Loading package base-1.0 … linking … done.
Compiling Main ( prob11.hs, interpreted )
Ok, modules loaded: Main.
*Main> q 0 “ab”
False
*Main> q 0 “aaaa”
True
*Main> q 0 “aaaaab”
False
*Main> q 0 “aaaaabbbb”
False
*Main> q 0 “aaaabbbb”
False
*Main> q 0 “bbbb”
True
*Main> q 0 “bbbbbbaaaaaa”
False
*Main> q 0 “babaaaaaaba”
True
*Main> q 0 “abbbbab”
True
*Main> q 0 “abab”
True
So, as far as I can tell, this crazy convoluted DFA does do the job, and the answer to the given problem is the language is regular.
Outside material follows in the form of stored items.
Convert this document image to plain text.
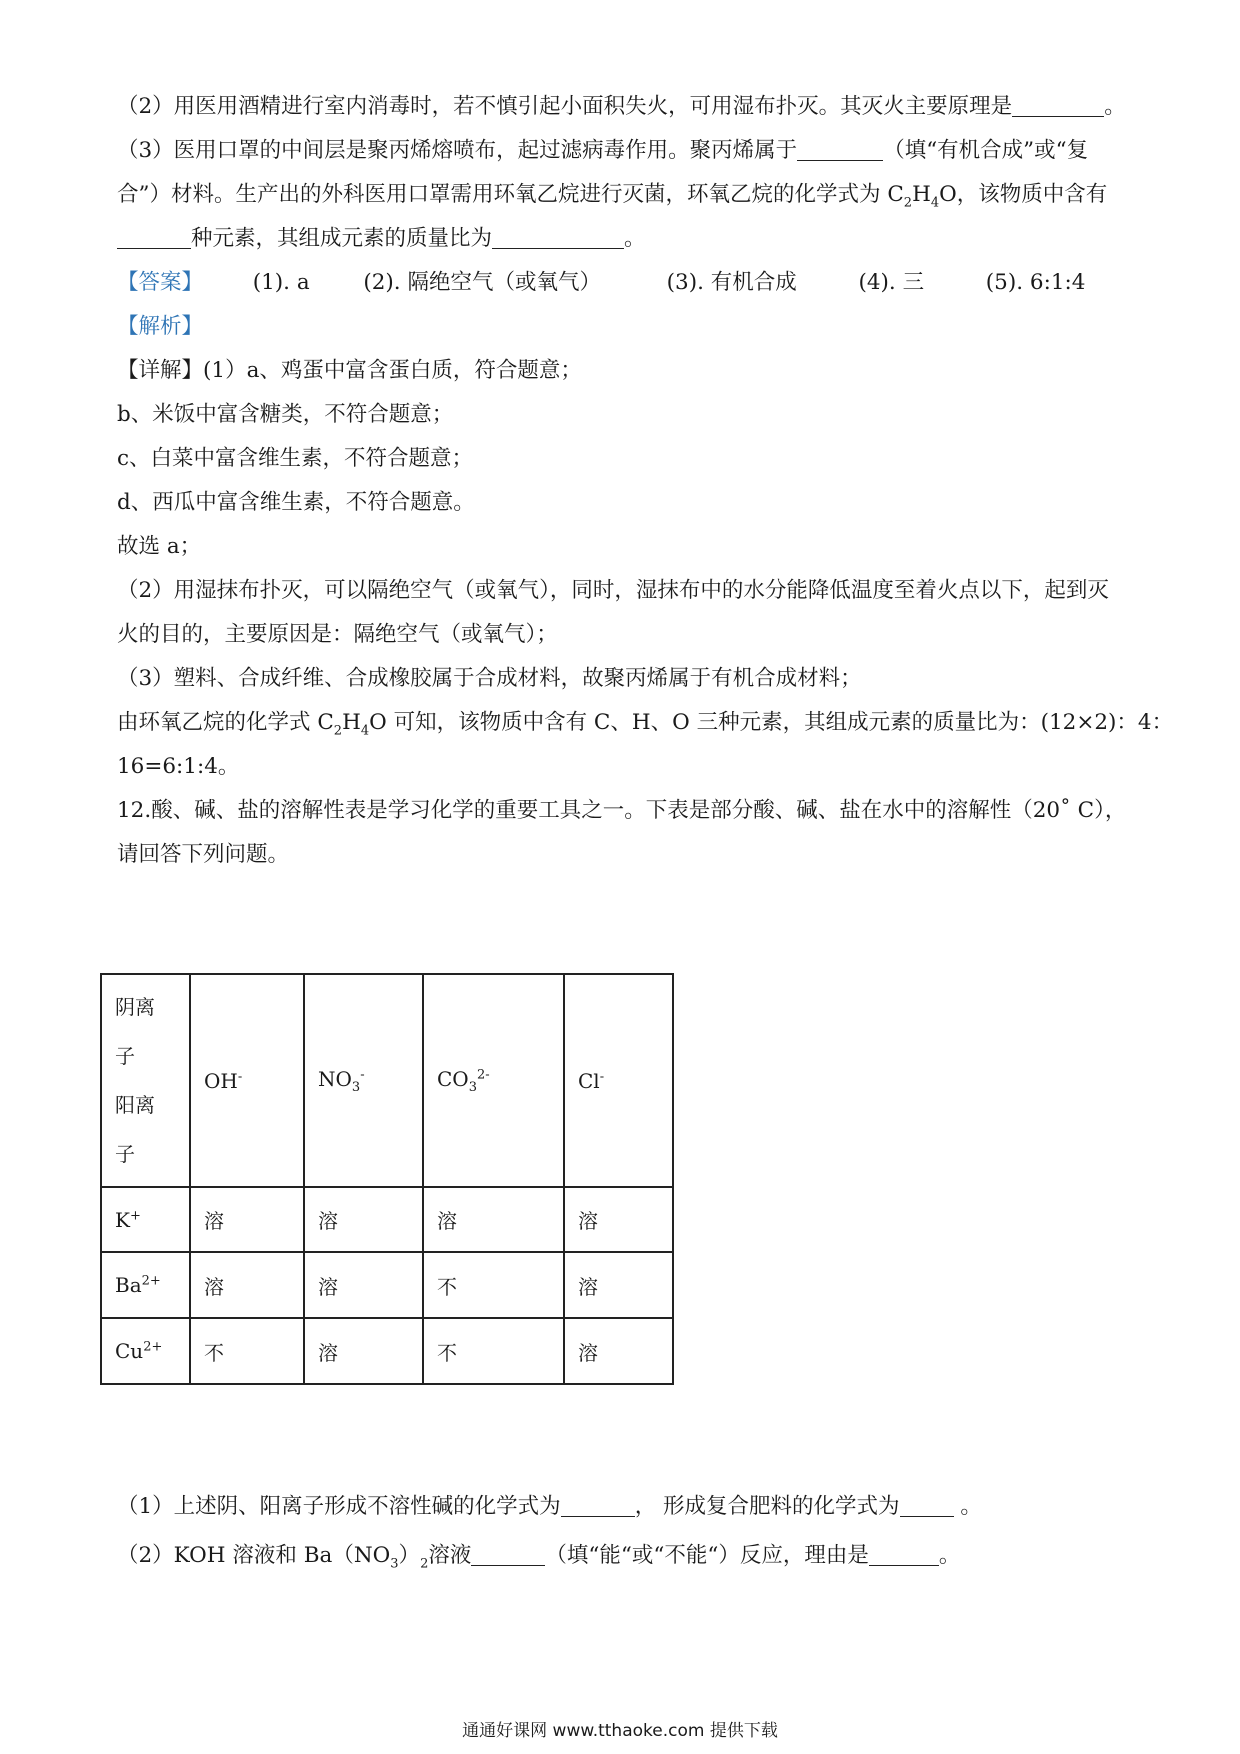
（2）用医用酒精进行室内消毒时，若不慎引起小面积失火，可用湿布扑灭。其灭火主要原理是	。
（3）医用口罩的中间层是聚丙烯熔喷布，起过滤病毒作用。聚丙烯属于	（填“有机合成”或“复
合”）材料。生产出的外科医用口罩需用环氧乙烷进行灭菌，环氧乙烷的化学式为 $C_2H_4O$，该物质中含有
种元素，其组成元素的质量比为	。
【答案】 (1). a (2). 隔绝空气（或氧气）	(3). 有机合成	(4). 三	(5). 6:1:4
【解析】
【详解】(1）a、鸡蛋中富含蛋白质，符合题意；
b、米饭中富含糖类，不符合题意；
c、白菜中富含维生素，不符合题意；
d、西瓜中富含维生素，不符合题意。
故选 a；
（2）用湿抹布扑灭，可以隔绝空气（或氧气），同时，湿抹布中的水分能降低温度至着火点以下，起到灭
火的目的，主要原因是：隔绝空气（或氧气）；
（3）塑料、合成纤维、合成橡胶属于合成材料，故聚丙烯属于有机合成材料；
由环氧乙烷的化学式 $C_2H_4O$ 可知，该物质中含有 C、H、O 三种元素，其组成元素的质量比为：(12×2)：4：
16=6:1:4。
12.酸、碱、盐的溶解性表是学习化学的重要工具之一。下表是部分酸、碱、盐在水中的溶解性（20˚ C），
请回答下列问题。
阴离
子
阳离
子	OH-	$NO_3^-$	$CO_3^{2-}$	Cl-
K+	溶	溶	溶	溶
$Ba^{2+}$	溶	溶	不	溶
$Cu^{2+}$	不	溶	不	溶
（1）上述阴、阳离子形成不溶性碱的化学式为	， 形成复合肥料的化学式为	。
（2）KOH 溶液和 $Ba(NO_3)_2$溶液	（填“能“或“不能“）反应，理由是	。
通通好课网 www.tthaoke.com 提供下载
I just wanted to show that with surprisingly little work I had a working “model” and pretty graph. I guess that’s pretty geeky and none of my friends actually care, but I felt like sharing.
Posted on September 9, 2005 @06:08. Last Updated on February 21, 2008 @15:16.